The CFTC order found that on at least six occasions between April and June 2000, an unnamed former trader for BP Energy on its West trading desk executed prearranged trades for electricity contracts at identical prices. On each occasion, according to the order, the BP Energy trader and a counterparty trader agreed to execute one buy or sell on an electronic trading platform and then execute an opposite buy or sell over the telephone at the same volume, price, location and terms.

The order also found that these trades resulted in a financial nullity and caused the transactions on the electronic trading platform to be false, or not bona fide, in violation of the Commodity Exchange Act. The order stated that “BP Energy’s internal control culture and the specific internal control policies and procedures in place in 2000…did not prevent the wash sales… BP Energy represents it subsequently has enhanced and improved its policies and procedures,” the CFTC said.

In August, the commission reached a settlement with Byron G. Biggs, a former power trader from BP Energy Co. who was accused of conducting six illegal wash trades between April and June 2000. Biggs agreed to pay a $30,000 fine, but he did not admit nor deny the findings. Biggs was employed as a trader for BP between 1999 and 2003.

These are the latest actions taken by federal regulators to address widespread market abuse and attempted manipulation. However, it is only the second CFTC settlement with an energy company involving wash trading allegations. Last year, Reliant Energy Services paid the CFTC $18 million to settle wash trading charges. And in May of this year, former Reliant Energy Services power trader Joseph B. Knauth Jr. settled wash trading charges and paid a $25,000 fine.

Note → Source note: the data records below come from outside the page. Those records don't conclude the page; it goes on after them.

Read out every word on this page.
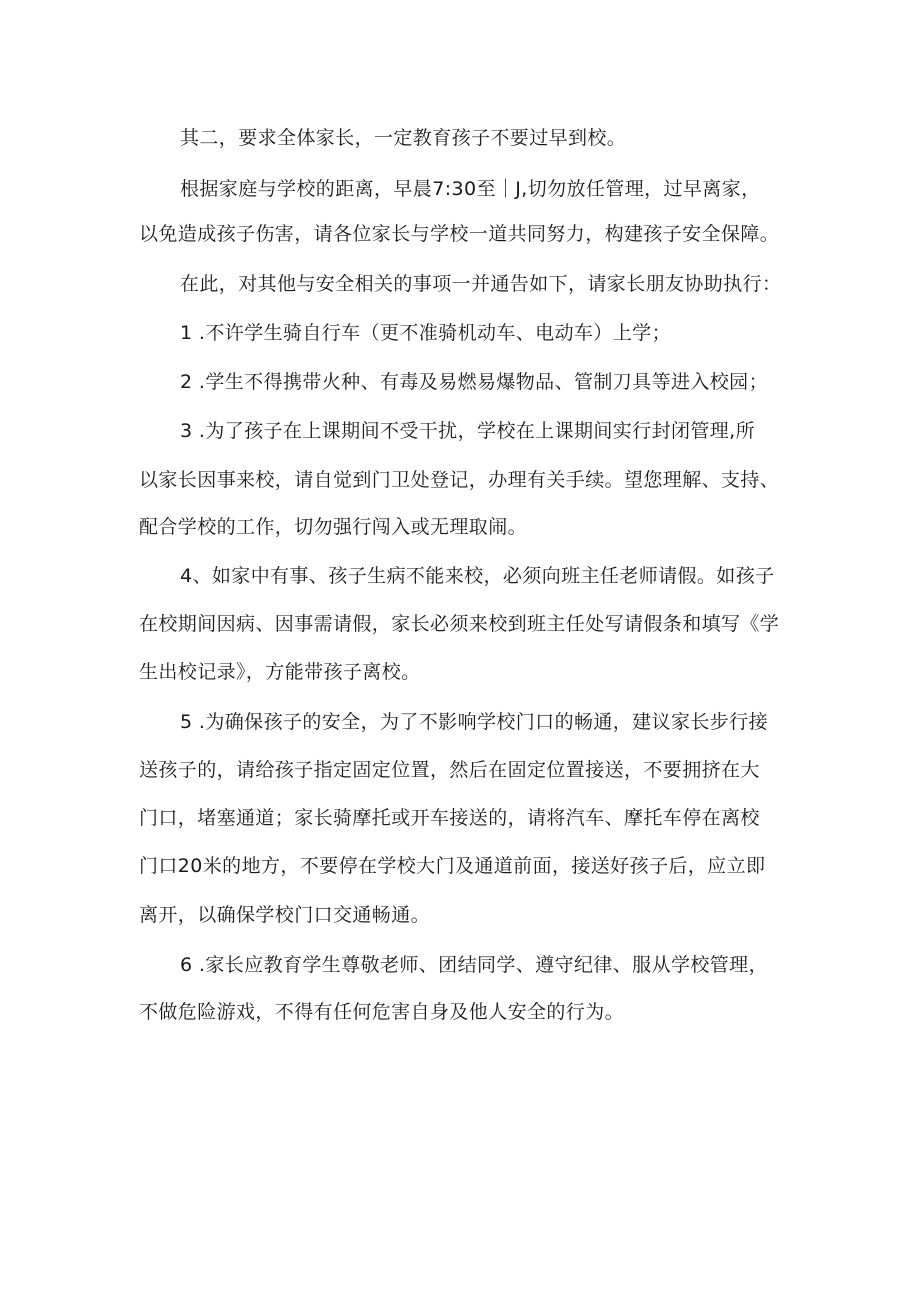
其二，要求全体家长，一定教育孩子不要过早到校。
根据家庭与学校的距离，早晨7:30至｜J,切勿放任管理，过早离家，
以免造成孩子伤害，请各位家长与学校一道共同努力，构建孩子安全保障。
在此，对其他与安全相关的事项一并通告如下，请家长朋友协助执行：
1 .不许学生骑自行车（更不准骑机动车、电动车）上学；
2 .学生不得携带火种、有毒及易燃易爆物品、管制刀具等进入校园；
3 .为了孩子在上课期间不受干扰，学校在上课期间实行封闭管理,所
以家长因事来校，请自觉到门卫处登记，办理有关手续。望您理解、支持、
配合学校的工作，切勿强行闯入或无理取闹。
4、如家中有事、孩子生病不能来校，必须向班主任老师请假。如孩子
在校期间因病、因事需请假，家长必须来校到班主任处写请假条和填写《学
生出校记录》，方能带孩子离校。
5 .为确保孩子的安全，为了不影响学校门口的畅通，建议家长步行接
送孩子的，请给孩子指定固定位置，然后在固定位置接送，不要拥挤在大
门口，堵塞通道；家长骑摩托或开车接送的，请将汽车、摩托车停在离校
门口20米的地方，不要停在学校大门及通道前面，接送好孩子后，应立即
离开，以确保学校门口交通畅通。
6 .家长应教育学生尊敬老师、团结同学、遵守纪律、服从学校管理，
不做危险游戏，不得有任何危害自身及他人安全的行为。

The wash trading scandal in the energy industry started in spring of 2002 after several companies, notably Reliant Resources, CMS Marketing and Trading, and Dynegy, publicly revealed that they had engaged in wash trading in order to increase their sales volumes or revenues. Most of the transactions occurred in 2000 and 2001.

Following the public announcements, the Federal Energy Regulatory Commission in May 2002 ordered about 140 municipal providers, marketers, traders, utilities, independent power producers and federal power administrations to “admit or deny” in an affidavit that they engaged in “wash” or “round trip” trades in 2000 and 2001.

Reliant Energy told FERC it was involved in trading 139 million MWh over three years in wash trades, while CMS said it had $4.4 billion in revenue from such trades in 2000 and 2001. PG&E National Energy Group (renamed National Energy and Gas Transmission) told FERC that it participated in 12 round-trip trades during 2000-2001 in western states.

In a report to the Securities and Exchange Commission (SEC) in July 2002, Charlotte, NC-based Duke Energy also admitted to 23 paired power and natural gas “wash” transactions that involved 37 Bcf of gas, or 0.73% of Duke Energy’s total gas trades in 2001, and 706 GWh of electricity. Last December, Duke paid FERC a $2.5 million fine, and in a separate settlement agreed to payment of $550,000, with the potential for an additional $1.5 million.